Ibec, Ireland’s largest business lobby group, said in its offering that any screening must be proportional and avoid protectionism.

“Screening of completed FDI should be avoided unless there is put two to believe that the FDI was completed on the basis of erroneous information or maladministration, following specific criteria,” Ibec said.

The administration itself has stated that many corporate expansions wouldn’t require any screening whatsoever.

China

Screening fly at amid a backdrop of scrutiny of China even though the U.S. remains the largest overseas investor. According to the Rhodium Company, FDI from China into Europe declined in 2019 but the opposite is true for Ireland.Red tape

Jiménez and Poitiers communicated there will be some extra bureaucracy for companies, but a screening framework at an EU level will help avoid a mixture of varying national rules.

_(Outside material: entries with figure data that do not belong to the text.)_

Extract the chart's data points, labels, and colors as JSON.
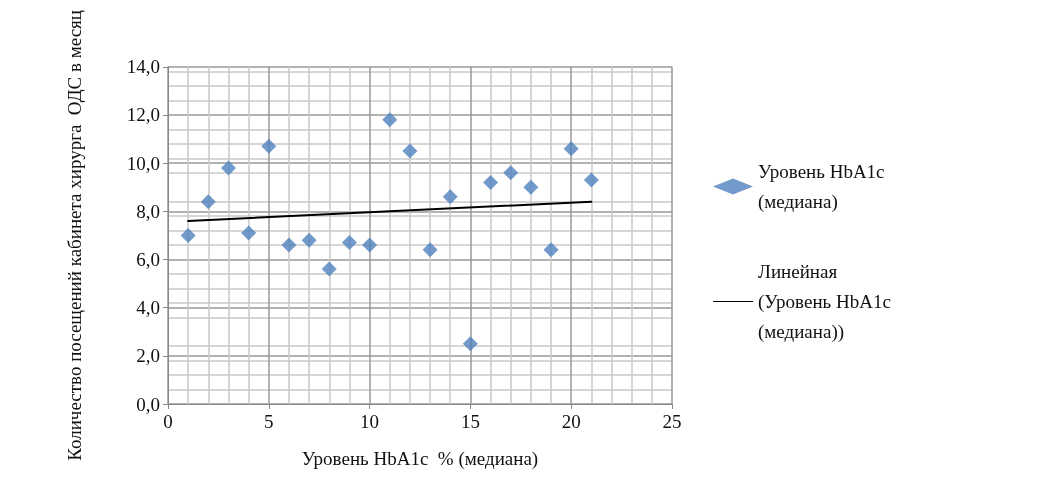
{
  "chart_data": {
    "type": "scatter",
    "xlabel": "Уровень HbA1c  % (медиана)",
    "ylabel": "Количество посещений кабинета хирурга  ОДС в месяц",
    "xlim": [
      0,
      25
    ],
    "xticks": [
      0,
      5,
      10,
      15,
      20,
      25
    ],
    "ylim": [
      0,
      14
    ],
    "yticks": [
      {
        "value": 0,
        "label": "0,0"
      },
      {
        "value": 2,
        "label": "2,0"
      },
      {
        "value": 4,
        "label": "4,0"
      },
      {
        "value": 6,
        "label": "6,0"
      },
      {
        "value": 8,
        "label": "8,0"
      },
      {
        "value": 10,
        "label": "10,0"
      },
      {
        "value": 12,
        "label": "12,0"
      },
      {
        "value": 14,
        "label": "14,0"
      }
    ],
    "grid": true,
    "legend": "right",
    "marker": "diamond",
    "series": [
      {
        "name": "Уровень HbA1c (медиана)",
        "color": "#4f81bd",
        "x": [
          1,
          2,
          3,
          4,
          5,
          6,
          7,
          8,
          9,
          10,
          11,
          12,
          13,
          14,
          15,
          16,
          17,
          18,
          19,
          20,
          21
        ],
        "values": [
          7.0,
          8.4,
          9.8,
          7.1,
          10.7,
          6.6,
          6.8,
          5.6,
          6.7,
          6.6,
          11.8,
          10.5,
          6.4,
          8.6,
          2.5,
          9.2,
          9.6,
          9.0,
          6.4,
          10.6,
          9.3
        ]
      },
      {
        "name": "Линейная (Уровень HbA1c (медиана))",
        "type": "line",
        "marker": "none",
        "line_style": "solid",
        "color": "#000000",
        "x": [
          1,
          21
        ],
        "values": [
          7.6,
          8.4
        ]
      }
    ]
  }
}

“Many member states currently have FDI screening mechanisms to protect their principal industries. However this approach is aimed at strategic industries and is not sufficient when it comes to market distortions in the EU Segregate Market,” they said.

Frontline’s McIntyre said that depending on how regulations are implemented, it could introduce disposable red tape, whether it’s in Ireland or another European country.

“They’re all good places to locate, so small differences in overtures to can make a difference, and so anything that increases red tape is not going to be particularly positive.”